In 2010, Rupert Murdoch’s News Corp. attempted to take over Sky (called British Sky Broadcasting at the time), but tabled the deal over pressures surrounding a phone hacking scandal at News International.

While telcos and TV providers are consolidating, Murdoch might have a more immediate motivation in buying the rest of Sky.

“It’s a hedge against exposure to the US for Sky,” said Brian Wieser, a senior equity analyst at Pivotal Research. “It’s always been known to Fox and Sky shareholders alike that Murdoch always wanted to combine the two companies, so the reasons for that combination are almost less important than, ‘They wanted to do it eventually.’”
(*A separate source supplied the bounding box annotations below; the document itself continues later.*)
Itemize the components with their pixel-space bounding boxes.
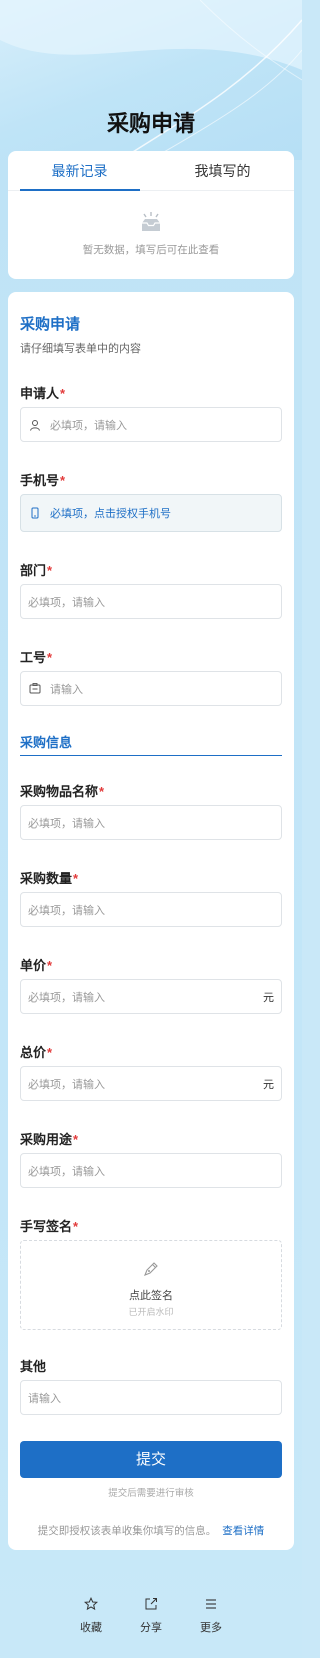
required-mark: *	[73, 1132, 79, 1147]
quantity-placeholder: 必填项，请输入	[28, 904, 105, 917]
submit-button[interactable]: 提交	[20, 1441, 282, 1478]
unit-price-label: 单价*	[20, 958, 53, 973]
phone-icon	[28, 506, 42, 520]
total-price-currency: 元	[263, 1078, 274, 1091]
applicant-input[interactable]: 必填项，请输入	[20, 407, 282, 442]
purpose-placeholder: 必填项，请输入	[28, 1165, 105, 1178]
employee-id-input[interactable]: 请输入	[20, 671, 282, 706]
share-button[interactable]: 分享	[131, 1595, 171, 1635]
signature-prompt: 点此签名	[129, 1290, 173, 1302]
phone-label: 手机号*	[20, 473, 66, 488]
privacy-text: 提交即授权该表单收集你填写的信息。	[37, 1525, 217, 1537]
favorite-button[interactable]: 收藏	[71, 1595, 111, 1635]
department-placeholder: 必填项，请输入	[28, 596, 105, 609]
purpose-label: 采购用途*	[20, 1132, 79, 1147]
required-mark: *	[47, 958, 53, 973]
privacy-details-link[interactable]: 查看详情	[222, 1525, 264, 1537]
quantity-input[interactable]: 必填项，请输入	[20, 892, 282, 927]
required-mark: *	[73, 871, 79, 886]
form-description: 请仔细填写表单中的内容	[20, 343, 141, 355]
purchase-info-section-title: 采购信息	[20, 732, 282, 756]
star-icon	[71, 1595, 111, 1613]
other-placeholder: 请输入	[28, 1392, 61, 1405]
form-card: 采购申请 请仔细填写表单中的内容 申请人* 必填项，请输入 手机号* 必填项，点…	[8, 292, 294, 1550]
signature-label: 手写签名*	[20, 1219, 79, 1234]
required-mark: *	[73, 1219, 79, 1234]
more-button[interactable]: 更多	[191, 1595, 231, 1635]
quantity-label: 采购数量*	[20, 871, 79, 886]
department-input[interactable]: 必填项，请输入	[20, 584, 282, 619]
employee-id-label: 工号*	[20, 650, 53, 665]
empty-state: 暂无数据，填写后可在此查看	[8, 191, 294, 257]
item-name-placeholder: 必填项，请输入	[28, 817, 105, 830]
favorite-label: 收藏	[80, 1622, 102, 1634]
menu-icon	[191, 1595, 231, 1613]
id-card-icon	[28, 682, 42, 696]
tab-latest-records[interactable]: 最新记录	[8, 151, 151, 190]
employee-id-placeholder: 请输入	[50, 683, 83, 696]
required-mark: *	[60, 386, 66, 401]
required-mark: *	[47, 650, 53, 665]
more-label: 更多	[200, 1622, 222, 1634]
empty-state-text: 暂无数据，填写后可在此查看	[82, 244, 220, 256]
required-mark: *	[60, 473, 66, 488]
unit-price-placeholder: 必填项，请输入	[28, 991, 105, 1004]
unit-price-currency: 元	[263, 991, 274, 1004]
required-mark: *	[47, 1045, 53, 1060]
tab-my-submissions[interactable]: 我填写的	[151, 151, 294, 190]
share-label: 分享	[140, 1622, 162, 1634]
item-name-label: 采购物品名称*	[20, 784, 105, 799]
page-title: 采购申请	[106, 111, 195, 136]
bottom-action-bar: 收藏 分享 更多	[0, 1583, 302, 1658]
submit-note: 提交后需要进行审核	[108, 1488, 194, 1499]
total-price-placeholder: 必填项，请输入	[28, 1078, 105, 1091]
records-card: 最新记录 我填写的 暂无数据，填写后可在此查看	[8, 151, 294, 279]
applicant-label: 申请人*	[20, 386, 66, 401]
tab-bar: 最新记录 我填写的	[8, 151, 294, 191]
other-input[interactable]: 请输入	[20, 1380, 282, 1415]
user-icon	[28, 418, 42, 432]
share-icon	[131, 1595, 171, 1613]
privacy-notice: 提交即授权该表单收集你填写的信息。 查看详情	[8, 1523, 294, 1538]
other-label: 其他	[20, 1359, 47, 1374]
pen-icon	[21, 1260, 281, 1283]
inbox-icon	[139, 211, 163, 238]
purpose-input[interactable]: 必填项，请输入	[20, 1153, 282, 1188]
watermark-note: 已开启水印	[128, 1307, 174, 1317]
total-price-input[interactable]: 必填项，请输入 元	[20, 1066, 282, 1101]
required-mark: *	[99, 784, 105, 799]
form-title: 采购申请	[20, 316, 81, 333]
applicant-placeholder: 必填项，请输入	[50, 419, 127, 432]
department-label: 部门*	[20, 563, 53, 578]
phone-placeholder: 必填项，点击授权手机号	[50, 508, 171, 520]
total-price-label: 总价*	[20, 1045, 53, 1060]
unit-price-input[interactable]: 必填项，请输入 元	[20, 979, 282, 1014]
required-mark: *	[47, 563, 53, 578]
item-name-input[interactable]: 必填项，请输入	[20, 805, 282, 840]
active-tab-indicator	[20, 189, 140, 191]
signature-pad[interactable]: 点此签名 已开启水印	[20, 1240, 282, 1330]
authorize-phone-button[interactable]: 必填项，点击授权手机号	[20, 494, 282, 532]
There are, however, synergies beyond Murdoch’s personal motivations. Both companies are active ad tech investors. Fox bought true[x] for $200 million in 2014 and Sky invested $10 million in demand-side platform and DMP DataXu last year. 

And both broadcasters have addressable and advanced TV divisions.

At Fox, that’s led by Joe Marchese, its president of advanced advertising and formerly true[x]’s CEO. And Sky’s media and advertising division, Sky Media, focuses on addressable TV ads and partners with companies like Videology to create cross-screen video solutions.

Wieser sees more ways the two companies can align around media.

In markets where pay TV is less penetrated than in the US, Sky could benefit from licensing its content or programming to Fox more widely, Wieser hypothesized.

Fox could also foreseeably use Sky’s addressable TV ad server, AdSmart, to serve ads targeted to different household demographics and data attributes.

And if Fox were to close its deal with Sky, both would gain regional expertise.

“The UK market is very different than the US,” Wieser said. “There’s no such thing as local advertising on TV historically in the UK, and AdSmart made it possible to do more in addressable.”

“TV is not a global thing from an advertiser’s perspective,” he added. “It’s very localized,” which would prove mutually beneficial.